Taken as a series of steps for understanding, Christ's Beatitudes are those that teach us of transformation, of entry into that kingdom in relatedness to God, to Christ Himself -- the One who will do it all for us in the example of His life, our Reconciler who will Himself suffer for that kingdom. But we take comfort in our growing love and peace as we practice this repentance. We open up new ways, perhaps with each new day, to turn over a part of ourselves to God and to this process, to the Spirit that teaches and leads. Perhaps there are more and more things we need to grieve, to mourn, to let go of, even ways of thinking and beliefs precious to ourselves.

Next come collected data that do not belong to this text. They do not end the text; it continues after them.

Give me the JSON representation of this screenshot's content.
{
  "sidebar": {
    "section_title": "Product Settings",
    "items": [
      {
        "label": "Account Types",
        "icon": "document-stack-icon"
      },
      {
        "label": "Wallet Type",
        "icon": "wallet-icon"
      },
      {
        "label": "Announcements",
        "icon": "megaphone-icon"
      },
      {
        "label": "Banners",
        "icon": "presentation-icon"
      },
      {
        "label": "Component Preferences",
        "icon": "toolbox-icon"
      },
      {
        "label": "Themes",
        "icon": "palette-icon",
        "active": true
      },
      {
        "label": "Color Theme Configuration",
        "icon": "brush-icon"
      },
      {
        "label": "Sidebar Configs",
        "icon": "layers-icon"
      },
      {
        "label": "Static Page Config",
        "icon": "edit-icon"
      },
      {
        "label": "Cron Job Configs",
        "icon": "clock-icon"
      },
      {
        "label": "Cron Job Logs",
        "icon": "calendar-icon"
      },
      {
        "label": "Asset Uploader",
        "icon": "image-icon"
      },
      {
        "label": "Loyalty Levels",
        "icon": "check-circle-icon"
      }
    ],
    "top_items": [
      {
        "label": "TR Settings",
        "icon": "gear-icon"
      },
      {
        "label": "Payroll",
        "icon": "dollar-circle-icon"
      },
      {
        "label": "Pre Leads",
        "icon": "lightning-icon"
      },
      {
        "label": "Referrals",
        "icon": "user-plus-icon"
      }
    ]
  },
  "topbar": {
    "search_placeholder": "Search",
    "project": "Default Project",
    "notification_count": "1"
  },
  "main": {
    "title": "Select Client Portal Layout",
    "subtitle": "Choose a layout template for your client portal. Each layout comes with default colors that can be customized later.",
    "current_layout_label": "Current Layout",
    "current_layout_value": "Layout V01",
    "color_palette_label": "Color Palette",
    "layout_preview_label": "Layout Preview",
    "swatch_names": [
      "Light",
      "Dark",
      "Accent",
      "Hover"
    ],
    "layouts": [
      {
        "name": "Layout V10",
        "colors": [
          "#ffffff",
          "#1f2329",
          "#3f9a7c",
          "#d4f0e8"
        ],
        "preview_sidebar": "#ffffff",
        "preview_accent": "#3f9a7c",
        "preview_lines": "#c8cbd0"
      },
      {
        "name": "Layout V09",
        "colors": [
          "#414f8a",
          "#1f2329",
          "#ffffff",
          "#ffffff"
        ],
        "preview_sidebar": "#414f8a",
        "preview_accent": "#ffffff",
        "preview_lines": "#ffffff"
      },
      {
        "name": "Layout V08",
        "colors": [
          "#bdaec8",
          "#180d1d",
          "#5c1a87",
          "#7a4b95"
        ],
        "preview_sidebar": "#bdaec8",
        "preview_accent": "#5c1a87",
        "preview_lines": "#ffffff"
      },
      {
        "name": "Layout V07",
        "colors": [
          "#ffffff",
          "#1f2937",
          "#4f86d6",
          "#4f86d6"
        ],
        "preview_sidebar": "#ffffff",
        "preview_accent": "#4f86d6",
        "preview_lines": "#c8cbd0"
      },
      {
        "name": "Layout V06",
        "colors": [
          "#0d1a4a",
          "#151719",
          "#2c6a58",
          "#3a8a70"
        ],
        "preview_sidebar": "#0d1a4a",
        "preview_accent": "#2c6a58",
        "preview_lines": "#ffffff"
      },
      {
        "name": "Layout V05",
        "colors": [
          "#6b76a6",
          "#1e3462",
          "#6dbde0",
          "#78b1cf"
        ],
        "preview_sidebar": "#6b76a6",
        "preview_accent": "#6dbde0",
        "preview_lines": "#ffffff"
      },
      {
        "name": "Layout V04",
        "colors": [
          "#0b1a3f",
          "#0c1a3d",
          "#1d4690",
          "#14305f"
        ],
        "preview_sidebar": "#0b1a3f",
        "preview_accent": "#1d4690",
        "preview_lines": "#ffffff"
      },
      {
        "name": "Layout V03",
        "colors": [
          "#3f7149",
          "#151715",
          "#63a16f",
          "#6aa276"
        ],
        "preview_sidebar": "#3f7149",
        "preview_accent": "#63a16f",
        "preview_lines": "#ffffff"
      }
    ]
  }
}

But each is a step toward reconciliation and peace, and the love of God, and the growing hunger and thirst for that kingdom and its righteousness first. We exchange one worldly kingdom, for another heavenly kingdom that then is a part of this world. To be crowned and persecuted for such, says this Gospel, is to have this kingdom for ourselves. It is a long journey, the journey of a lifetime. But this choice is the "one thing necessary," "the better part" -- and, as He has promised, "no one shall take it away" from us (Luke 10:42).